Well, it is the case with me. Not only do neither of us really care about sex and see it as something you only do when you want to have kids (which obviously means "none until married"), both of us had it hammered into us since we were younger to not have sex until we were married (to the point that I skipped Sex Ed because I wasnt interested. Only class I DIDNT want to do). And she has extra reason for heeding this rule since she can see the effects first hand, since her mom had her first kid at the age of 16 (and was married at 16 as well).
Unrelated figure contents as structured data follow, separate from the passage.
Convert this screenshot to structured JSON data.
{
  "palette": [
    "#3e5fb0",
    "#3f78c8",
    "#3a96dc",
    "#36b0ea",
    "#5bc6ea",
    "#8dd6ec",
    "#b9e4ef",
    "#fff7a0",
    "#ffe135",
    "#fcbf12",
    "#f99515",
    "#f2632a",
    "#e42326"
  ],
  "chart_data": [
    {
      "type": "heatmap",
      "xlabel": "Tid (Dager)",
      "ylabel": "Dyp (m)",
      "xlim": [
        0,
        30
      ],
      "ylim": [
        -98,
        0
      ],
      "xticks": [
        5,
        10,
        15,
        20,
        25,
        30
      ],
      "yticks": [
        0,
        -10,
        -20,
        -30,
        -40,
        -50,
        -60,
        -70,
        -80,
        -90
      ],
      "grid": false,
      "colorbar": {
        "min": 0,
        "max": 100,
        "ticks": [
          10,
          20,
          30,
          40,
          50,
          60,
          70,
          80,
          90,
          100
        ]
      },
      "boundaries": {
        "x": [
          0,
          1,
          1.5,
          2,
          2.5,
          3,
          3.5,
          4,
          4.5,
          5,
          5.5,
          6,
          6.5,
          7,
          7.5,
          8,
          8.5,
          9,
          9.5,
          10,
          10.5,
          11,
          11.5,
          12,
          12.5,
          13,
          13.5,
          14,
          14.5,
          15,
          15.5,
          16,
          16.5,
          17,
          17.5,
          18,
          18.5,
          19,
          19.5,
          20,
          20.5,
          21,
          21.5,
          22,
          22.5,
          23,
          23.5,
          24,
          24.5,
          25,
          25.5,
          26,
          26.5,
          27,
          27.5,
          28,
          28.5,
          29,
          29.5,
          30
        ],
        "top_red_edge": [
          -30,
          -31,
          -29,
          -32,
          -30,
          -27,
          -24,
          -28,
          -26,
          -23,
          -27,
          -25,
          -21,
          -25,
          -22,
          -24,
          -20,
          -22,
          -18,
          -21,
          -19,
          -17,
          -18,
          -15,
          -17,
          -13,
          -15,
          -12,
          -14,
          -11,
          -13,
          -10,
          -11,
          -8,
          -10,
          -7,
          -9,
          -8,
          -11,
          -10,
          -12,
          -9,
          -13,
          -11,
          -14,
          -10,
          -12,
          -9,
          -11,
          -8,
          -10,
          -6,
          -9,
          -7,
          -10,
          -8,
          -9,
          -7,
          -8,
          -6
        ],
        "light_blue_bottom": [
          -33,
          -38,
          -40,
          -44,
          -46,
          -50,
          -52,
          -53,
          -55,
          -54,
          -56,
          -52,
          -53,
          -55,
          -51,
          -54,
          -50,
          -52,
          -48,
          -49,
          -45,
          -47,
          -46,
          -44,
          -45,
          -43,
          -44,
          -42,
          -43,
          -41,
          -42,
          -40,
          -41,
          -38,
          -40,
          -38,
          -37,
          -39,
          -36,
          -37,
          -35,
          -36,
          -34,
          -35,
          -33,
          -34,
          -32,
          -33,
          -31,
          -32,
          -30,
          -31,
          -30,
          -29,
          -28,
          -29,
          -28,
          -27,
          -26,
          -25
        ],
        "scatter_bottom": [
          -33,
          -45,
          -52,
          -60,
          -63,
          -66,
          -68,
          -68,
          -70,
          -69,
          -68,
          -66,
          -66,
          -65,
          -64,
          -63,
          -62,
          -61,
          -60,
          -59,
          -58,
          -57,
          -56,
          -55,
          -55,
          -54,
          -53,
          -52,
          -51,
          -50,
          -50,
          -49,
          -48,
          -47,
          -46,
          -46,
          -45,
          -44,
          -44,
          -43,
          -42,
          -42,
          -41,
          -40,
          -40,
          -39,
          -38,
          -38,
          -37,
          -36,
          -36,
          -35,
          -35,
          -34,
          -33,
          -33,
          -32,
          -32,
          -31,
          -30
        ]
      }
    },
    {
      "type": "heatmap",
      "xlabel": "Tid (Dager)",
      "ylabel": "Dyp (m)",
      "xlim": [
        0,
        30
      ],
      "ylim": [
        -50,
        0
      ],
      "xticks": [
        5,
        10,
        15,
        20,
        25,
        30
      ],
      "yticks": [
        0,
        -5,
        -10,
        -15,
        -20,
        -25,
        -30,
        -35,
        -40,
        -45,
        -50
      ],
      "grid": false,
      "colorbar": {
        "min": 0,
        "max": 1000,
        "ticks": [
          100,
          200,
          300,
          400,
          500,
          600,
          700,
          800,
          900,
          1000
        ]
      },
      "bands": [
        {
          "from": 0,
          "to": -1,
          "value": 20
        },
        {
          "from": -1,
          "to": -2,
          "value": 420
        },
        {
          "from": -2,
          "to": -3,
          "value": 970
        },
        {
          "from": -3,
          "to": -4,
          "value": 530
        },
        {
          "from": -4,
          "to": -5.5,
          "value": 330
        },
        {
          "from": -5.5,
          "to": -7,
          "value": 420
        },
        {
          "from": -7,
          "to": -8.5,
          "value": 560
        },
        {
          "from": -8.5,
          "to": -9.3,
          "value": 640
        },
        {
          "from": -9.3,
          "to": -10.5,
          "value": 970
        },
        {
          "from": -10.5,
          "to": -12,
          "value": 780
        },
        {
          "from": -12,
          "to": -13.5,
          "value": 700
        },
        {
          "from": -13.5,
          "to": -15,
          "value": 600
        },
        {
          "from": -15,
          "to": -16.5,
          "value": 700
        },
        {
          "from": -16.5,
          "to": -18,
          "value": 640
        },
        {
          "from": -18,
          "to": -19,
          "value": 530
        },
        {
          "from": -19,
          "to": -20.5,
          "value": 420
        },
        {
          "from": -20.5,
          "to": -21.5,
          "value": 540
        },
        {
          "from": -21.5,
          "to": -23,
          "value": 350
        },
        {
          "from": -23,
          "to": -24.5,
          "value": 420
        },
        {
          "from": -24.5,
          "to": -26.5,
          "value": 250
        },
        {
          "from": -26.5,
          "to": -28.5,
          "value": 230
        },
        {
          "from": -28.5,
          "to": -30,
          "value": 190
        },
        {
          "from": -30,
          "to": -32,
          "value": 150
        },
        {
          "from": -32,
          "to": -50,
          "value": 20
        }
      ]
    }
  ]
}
Although, we will still sometimes have jokes at eachothers sexual expense. For instance, I was helping her in Fallout the last time we went out, and the following scene took place:

Her: *aiming gun at Boones backside* "That ass! =D"
Me: "Oh, so you will look at his ass but not mine?! >:)"
Her: "Stand up and I will =D"
Both: *laugh, laugh, laugh*

Pretty much same feels here bro. Me and my girlfriend discuss marriage all the time although she understands that I want to wait until I've graduated and have even contemplating proposing when I do so. XD
We have been talking about being married for a while too, and we are also waiting until I am done with college (shes not going). That way I could actually have the money to PAY for it and not have to woory about taking care of her while ALSO having to pay for college. Although, we dont really talk about the wedding itself, but what we will have as rules for kids, what we want as kids (she wants Twins, I want one son and one daughter. If that happens at the same time, great!), what their names would be (May Annabelle for first daughter, Kola *blank* if we have a second daughter, Robert Lee for first son, and Thomas Jackson if we have a second son), and other things like that. Which leads me to believe our love will survive. Of course, the joke amoung our friends already is that it would take an act of Divine Intervention to split us up, so theres that.